Nei suoi confronti è stata eseguita un’ordinanza di custodia cautelare agli arresti domiciliari con applicazione del braccialetto elettronico, emessa dal gip del Tribunale di Taranto su richiesta della Procura. L’uomo è accusato di una serie di furti aggravati commessi tra il 2024 e il 2025.
L’indagine è partita dopo un furto avvenuto il 18 giugno 2024 ai danni di un’azienda del settore alimentare di Avetrana. Da quell’episodio gli investigatori avrebbero ricostruito una serie di colpi collegati tra loro, individuando un presunto modus operandi basato sulla scelta preventiva degli obiettivi e sulle incursioni soprattutto nelle ore notturne.
Gli accertamenti sono stati condotti attraverso l’analisi dei sistemi di videosorveglianza, dei tabulati telefonici, dei dati di traffico telematico, delle localizzazioni Gps e di ulteriori riscontri investigativi sul territorio.
Secondo quanto ricostruito dagli inquirenti, sarebbero nove gli episodi contestati, con un bottino complessivo stimato in circa 270mila euro tra denaro e merce sottratta, oltre ai danni provocati alle strutture prese di mira.

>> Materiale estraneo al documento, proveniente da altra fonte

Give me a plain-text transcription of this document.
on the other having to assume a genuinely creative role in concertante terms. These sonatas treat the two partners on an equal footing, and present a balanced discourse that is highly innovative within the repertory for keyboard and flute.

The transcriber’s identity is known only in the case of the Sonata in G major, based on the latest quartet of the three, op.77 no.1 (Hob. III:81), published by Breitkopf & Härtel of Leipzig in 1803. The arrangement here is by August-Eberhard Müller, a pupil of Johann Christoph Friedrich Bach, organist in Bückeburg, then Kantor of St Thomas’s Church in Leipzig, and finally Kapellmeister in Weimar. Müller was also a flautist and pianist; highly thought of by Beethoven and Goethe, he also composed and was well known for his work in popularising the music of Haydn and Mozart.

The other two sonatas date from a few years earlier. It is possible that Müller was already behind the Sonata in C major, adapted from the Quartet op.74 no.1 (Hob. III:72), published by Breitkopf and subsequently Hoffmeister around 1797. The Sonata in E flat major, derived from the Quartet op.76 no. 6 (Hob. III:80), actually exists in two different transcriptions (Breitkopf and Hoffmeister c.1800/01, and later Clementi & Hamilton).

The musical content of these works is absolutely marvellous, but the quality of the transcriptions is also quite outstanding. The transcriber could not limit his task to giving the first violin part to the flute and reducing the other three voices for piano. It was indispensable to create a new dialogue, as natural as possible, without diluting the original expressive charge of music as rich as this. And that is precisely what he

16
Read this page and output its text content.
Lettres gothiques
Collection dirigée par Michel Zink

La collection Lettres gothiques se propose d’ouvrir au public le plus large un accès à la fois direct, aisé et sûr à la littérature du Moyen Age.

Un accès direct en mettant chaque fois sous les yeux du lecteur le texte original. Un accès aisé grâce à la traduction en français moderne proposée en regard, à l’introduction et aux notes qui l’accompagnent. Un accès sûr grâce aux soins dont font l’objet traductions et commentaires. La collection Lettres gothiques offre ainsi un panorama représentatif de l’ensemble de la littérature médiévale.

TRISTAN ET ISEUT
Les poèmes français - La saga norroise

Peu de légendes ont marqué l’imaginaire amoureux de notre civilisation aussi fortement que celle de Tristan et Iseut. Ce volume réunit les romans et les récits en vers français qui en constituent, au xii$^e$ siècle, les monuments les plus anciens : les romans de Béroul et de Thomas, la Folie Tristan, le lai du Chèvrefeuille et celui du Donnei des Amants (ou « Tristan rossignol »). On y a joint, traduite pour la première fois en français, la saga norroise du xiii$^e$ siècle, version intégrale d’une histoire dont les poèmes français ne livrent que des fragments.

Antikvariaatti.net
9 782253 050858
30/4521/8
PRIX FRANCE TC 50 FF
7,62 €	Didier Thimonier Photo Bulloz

Tra i territori interessati figura anche la Calabria, indicata dagli investigatori tra le regioni coinvolte nella presunta attività predatoria. Il dettaglio dei singoli episodi calabresi non è stato reso noto.
L’indagine prosegue per completare gli accertamenti sulle responsabilità e sulla dinamica dei fatti. L’indagato è da considerarsi presunto innocente fino a eventuale sentenza definitiva di condanna.